Reversibility: Digital Logic, Thermodynamics, and Control

Digital Logic 101

I am going to start by assuming you’ve seen truth tables for different logical operations. For example, you might have seen the input output mapping for an ERASE1, or “erase to \(1\)”, gate: if the input is \(1\), it stays \(1\); if the input is \(0\), it becomes \(1\). This describes the logic of the gate, but it doesn’t describe the physics. Physically, a \(0\) and a \(1\) correspond to two different configurational states of some physical degrees of freedom: two different possible responses a physical substrate can have based on some forces applied to the system. This configurational state could be the velocities and positions of the free electrons in a material (as is the case for CMOS circuits) or the Josephson phase difference across a Josephson Junction (as is often the case in superconducting logic), but this information can ultimately be stored in any physical degree of freedom. Even something as simple as the phase space position of a single particle in one dimension can serve as a viable candidate for information storage. In this context, you might choose \((x,v)=(-1,0)=\Gamma_0\) and \((x,v)=(+1,0)=\Gamma_1\) as your configurational states corresponding to \(0\) and \(1\), respsectively.
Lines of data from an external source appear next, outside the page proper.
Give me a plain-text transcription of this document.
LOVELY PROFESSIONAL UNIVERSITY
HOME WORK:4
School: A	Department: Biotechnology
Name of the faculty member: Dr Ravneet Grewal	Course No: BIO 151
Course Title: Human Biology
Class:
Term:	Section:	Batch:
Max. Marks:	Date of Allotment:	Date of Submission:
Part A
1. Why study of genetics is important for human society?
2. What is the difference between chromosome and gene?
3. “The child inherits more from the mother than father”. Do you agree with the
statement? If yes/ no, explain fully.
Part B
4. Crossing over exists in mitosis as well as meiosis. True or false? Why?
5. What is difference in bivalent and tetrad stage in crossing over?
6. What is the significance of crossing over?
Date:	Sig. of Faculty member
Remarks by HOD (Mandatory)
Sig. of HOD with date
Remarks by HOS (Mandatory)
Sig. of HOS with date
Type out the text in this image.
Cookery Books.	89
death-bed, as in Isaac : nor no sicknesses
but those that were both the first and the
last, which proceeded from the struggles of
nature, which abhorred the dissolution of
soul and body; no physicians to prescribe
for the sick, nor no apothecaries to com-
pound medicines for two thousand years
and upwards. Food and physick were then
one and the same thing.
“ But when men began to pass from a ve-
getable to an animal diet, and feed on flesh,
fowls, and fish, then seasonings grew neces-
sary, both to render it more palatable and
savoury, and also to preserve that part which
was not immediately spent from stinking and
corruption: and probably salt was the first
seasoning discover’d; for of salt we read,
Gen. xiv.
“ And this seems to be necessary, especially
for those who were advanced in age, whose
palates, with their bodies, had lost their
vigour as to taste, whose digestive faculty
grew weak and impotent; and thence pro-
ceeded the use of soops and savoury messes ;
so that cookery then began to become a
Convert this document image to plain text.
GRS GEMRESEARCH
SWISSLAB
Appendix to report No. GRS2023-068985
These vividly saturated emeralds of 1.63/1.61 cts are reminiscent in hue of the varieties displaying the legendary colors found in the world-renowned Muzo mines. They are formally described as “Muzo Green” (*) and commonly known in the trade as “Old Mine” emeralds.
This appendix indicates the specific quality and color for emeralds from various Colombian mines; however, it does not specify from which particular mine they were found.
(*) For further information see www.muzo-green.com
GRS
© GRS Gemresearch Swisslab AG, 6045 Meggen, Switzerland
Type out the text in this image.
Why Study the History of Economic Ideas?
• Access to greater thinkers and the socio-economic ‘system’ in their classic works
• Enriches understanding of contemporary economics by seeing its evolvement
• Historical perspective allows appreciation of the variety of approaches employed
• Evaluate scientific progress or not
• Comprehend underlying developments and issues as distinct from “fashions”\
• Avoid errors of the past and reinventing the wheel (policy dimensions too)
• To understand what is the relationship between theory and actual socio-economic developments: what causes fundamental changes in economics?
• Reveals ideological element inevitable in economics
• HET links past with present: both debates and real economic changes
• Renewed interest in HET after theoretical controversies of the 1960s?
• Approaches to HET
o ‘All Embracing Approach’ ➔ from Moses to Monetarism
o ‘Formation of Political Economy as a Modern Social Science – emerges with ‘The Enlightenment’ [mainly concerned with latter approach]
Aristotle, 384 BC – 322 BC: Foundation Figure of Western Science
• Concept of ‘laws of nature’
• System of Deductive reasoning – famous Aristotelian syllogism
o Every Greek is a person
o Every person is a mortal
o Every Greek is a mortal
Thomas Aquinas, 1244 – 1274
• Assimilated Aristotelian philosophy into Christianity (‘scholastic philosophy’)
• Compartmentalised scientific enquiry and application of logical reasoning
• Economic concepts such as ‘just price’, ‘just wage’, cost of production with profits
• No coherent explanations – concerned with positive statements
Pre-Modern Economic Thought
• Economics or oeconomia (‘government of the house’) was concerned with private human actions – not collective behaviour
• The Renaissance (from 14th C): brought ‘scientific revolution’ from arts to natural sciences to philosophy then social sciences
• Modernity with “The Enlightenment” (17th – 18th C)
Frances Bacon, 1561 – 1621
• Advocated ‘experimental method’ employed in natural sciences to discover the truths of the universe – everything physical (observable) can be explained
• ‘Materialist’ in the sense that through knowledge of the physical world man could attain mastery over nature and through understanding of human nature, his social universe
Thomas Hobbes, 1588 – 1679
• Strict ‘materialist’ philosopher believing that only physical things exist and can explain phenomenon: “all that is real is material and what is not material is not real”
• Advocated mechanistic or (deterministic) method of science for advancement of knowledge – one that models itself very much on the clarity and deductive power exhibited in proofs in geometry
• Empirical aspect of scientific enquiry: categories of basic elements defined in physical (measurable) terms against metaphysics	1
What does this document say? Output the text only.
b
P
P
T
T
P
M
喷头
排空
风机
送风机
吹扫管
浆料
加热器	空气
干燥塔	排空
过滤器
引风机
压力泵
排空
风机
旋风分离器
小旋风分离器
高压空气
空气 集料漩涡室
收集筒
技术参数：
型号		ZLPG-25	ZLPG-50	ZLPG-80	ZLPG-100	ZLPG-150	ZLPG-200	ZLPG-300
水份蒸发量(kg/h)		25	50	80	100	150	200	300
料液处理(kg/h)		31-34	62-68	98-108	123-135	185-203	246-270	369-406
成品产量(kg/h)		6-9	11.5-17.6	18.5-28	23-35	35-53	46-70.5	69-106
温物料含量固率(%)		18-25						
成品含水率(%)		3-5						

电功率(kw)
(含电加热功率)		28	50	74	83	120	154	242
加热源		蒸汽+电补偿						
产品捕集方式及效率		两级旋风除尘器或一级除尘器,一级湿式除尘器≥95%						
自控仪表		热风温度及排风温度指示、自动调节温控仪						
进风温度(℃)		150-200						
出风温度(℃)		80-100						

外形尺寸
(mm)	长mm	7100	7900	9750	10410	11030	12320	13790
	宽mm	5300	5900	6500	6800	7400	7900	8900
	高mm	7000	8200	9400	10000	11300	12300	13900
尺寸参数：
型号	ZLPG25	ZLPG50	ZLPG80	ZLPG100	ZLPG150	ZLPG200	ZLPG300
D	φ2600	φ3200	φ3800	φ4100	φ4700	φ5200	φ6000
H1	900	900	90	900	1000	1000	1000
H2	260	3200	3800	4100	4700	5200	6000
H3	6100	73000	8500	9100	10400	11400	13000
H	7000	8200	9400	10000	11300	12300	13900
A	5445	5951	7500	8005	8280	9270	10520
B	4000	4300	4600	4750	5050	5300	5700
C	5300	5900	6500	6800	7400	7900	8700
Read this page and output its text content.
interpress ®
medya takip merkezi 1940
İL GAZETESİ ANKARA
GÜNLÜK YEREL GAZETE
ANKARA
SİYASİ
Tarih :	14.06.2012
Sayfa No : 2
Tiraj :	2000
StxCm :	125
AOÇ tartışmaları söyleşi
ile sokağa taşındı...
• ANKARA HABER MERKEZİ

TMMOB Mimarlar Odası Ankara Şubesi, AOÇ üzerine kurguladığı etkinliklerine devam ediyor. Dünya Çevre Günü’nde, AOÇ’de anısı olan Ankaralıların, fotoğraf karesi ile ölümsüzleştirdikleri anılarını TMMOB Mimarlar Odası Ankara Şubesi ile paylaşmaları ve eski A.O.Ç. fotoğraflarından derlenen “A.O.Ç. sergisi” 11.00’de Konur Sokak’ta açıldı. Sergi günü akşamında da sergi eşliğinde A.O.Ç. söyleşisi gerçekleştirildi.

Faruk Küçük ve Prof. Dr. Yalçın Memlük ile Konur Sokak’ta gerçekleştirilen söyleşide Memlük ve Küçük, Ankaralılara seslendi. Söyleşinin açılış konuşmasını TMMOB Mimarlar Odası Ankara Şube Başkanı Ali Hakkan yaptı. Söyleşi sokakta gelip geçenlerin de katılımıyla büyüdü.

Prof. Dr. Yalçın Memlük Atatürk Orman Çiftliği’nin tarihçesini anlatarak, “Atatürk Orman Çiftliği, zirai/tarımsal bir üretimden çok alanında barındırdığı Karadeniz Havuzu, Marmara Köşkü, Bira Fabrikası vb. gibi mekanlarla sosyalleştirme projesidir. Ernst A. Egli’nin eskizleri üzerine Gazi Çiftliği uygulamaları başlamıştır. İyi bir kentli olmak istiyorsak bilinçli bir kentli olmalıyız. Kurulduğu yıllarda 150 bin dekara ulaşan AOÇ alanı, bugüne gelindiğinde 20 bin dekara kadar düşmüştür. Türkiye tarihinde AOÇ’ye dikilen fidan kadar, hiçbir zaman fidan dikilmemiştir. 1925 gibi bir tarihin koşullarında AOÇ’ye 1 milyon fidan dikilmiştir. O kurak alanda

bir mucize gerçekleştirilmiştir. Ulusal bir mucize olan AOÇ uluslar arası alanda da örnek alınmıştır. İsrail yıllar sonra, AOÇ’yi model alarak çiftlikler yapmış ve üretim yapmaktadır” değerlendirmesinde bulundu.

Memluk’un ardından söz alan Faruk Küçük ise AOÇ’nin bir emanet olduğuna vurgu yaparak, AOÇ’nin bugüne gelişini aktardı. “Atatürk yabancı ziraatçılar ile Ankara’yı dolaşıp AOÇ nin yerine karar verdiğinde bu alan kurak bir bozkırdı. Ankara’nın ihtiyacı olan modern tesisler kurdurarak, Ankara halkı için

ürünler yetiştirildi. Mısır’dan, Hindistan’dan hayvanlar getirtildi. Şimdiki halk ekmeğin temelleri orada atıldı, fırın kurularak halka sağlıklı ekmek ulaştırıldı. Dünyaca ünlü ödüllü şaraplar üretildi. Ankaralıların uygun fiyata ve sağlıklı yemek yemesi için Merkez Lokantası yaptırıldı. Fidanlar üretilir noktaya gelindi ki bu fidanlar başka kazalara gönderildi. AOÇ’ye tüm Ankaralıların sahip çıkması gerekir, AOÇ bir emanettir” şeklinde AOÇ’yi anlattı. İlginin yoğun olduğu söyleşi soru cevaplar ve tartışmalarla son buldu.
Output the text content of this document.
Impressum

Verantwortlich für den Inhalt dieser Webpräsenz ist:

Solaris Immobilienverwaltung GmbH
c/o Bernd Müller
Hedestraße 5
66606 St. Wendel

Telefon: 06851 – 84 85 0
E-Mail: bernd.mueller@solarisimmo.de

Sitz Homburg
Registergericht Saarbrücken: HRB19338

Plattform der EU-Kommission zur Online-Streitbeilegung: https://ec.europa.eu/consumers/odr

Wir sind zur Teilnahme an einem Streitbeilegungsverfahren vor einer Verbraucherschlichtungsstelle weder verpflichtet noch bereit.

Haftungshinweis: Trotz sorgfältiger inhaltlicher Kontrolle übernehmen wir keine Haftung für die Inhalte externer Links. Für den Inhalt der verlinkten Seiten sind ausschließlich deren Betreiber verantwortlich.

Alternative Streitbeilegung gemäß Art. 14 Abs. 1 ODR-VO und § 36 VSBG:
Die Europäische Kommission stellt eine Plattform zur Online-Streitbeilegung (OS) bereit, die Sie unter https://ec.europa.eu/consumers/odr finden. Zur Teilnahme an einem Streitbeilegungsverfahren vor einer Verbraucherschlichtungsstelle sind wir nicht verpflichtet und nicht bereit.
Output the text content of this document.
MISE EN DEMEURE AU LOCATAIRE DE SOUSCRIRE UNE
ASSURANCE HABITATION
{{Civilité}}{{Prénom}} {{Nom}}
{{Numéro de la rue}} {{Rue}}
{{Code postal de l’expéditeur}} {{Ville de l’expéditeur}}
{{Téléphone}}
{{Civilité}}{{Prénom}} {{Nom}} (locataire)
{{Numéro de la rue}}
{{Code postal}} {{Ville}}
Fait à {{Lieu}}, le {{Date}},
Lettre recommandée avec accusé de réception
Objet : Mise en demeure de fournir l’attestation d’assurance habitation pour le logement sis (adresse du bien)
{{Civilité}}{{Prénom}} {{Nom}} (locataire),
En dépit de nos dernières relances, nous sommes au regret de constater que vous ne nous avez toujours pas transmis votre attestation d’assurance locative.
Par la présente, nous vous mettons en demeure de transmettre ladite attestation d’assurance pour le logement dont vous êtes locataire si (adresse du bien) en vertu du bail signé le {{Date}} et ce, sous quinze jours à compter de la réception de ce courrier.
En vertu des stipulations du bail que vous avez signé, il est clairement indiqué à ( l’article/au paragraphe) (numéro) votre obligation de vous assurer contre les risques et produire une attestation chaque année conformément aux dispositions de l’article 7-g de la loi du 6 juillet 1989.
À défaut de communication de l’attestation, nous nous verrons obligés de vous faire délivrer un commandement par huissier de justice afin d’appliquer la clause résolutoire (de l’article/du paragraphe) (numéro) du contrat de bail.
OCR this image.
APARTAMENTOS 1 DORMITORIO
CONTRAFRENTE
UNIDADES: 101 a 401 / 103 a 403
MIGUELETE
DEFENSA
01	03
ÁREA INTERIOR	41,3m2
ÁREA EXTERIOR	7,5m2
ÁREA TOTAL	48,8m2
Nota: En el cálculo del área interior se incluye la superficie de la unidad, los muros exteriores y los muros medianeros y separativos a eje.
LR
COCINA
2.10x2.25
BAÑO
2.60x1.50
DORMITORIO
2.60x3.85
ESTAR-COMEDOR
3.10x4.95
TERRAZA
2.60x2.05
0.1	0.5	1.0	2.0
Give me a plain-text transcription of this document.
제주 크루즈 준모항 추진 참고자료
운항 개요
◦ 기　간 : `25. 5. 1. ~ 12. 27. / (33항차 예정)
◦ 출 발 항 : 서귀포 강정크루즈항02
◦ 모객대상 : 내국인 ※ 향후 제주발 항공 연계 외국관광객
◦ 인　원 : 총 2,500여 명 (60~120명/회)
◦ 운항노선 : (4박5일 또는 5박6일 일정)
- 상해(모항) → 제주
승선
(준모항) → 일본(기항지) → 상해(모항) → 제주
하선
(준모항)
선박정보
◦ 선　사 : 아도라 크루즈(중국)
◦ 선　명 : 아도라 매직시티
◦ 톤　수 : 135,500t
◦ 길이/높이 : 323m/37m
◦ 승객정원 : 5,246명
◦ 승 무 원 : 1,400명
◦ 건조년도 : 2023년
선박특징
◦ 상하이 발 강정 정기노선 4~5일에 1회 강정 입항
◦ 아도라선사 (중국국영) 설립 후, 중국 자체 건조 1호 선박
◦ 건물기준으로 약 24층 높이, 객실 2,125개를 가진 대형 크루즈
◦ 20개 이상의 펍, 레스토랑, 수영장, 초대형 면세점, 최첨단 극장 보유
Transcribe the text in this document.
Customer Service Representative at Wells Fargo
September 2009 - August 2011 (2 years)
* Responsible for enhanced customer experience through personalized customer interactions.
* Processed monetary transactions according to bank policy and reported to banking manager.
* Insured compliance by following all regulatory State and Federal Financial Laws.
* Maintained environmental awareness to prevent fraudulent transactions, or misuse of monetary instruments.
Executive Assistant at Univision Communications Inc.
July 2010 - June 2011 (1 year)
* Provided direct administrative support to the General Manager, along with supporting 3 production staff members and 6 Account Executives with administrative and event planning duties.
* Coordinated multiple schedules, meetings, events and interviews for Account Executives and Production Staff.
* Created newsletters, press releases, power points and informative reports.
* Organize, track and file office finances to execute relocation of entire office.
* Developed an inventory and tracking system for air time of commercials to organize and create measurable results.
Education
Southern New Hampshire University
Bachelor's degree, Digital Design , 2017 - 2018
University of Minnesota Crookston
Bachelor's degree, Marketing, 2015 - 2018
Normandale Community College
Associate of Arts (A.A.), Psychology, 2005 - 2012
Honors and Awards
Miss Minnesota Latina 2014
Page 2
An important property of good information storing states is that they must be stable. We want a \(0\) to stay a \(0\) until we say otherwise. So, you can see why we have chosen both states to be characterized by zero velocity. Of course, in any real physical setting there is inherent noise and uncertainty. The probability of being at an exact point in phase space \(\Gamma_i\) is vanishingly small, so it makes more sense to define the \(0\) as some region around \(\Gamma_0\). For example, even if we could assure that the particle is exactly at \(\Gamma_0\) or \(\Gamma_1\) at \(t=0\) (first image blelow), this knowledge degrades over time due to diffusion. The sketches below show this process; the shaded region represents the probability density of the particle, and we see it growing as time progresses from left to right. In the abscence of any other external forces, the most likely position will remain fixed, but the range of positions that the particle also might be grows as \(\sqrt{t}\). So, our memory state at time \(t\) is really some distribution \(\rho_0(\rho_1)\) over configurations centered on some phase space point \(\Gamma_0(\Gamma_1)\), with a variance that depends on a balance of noise and control in the system.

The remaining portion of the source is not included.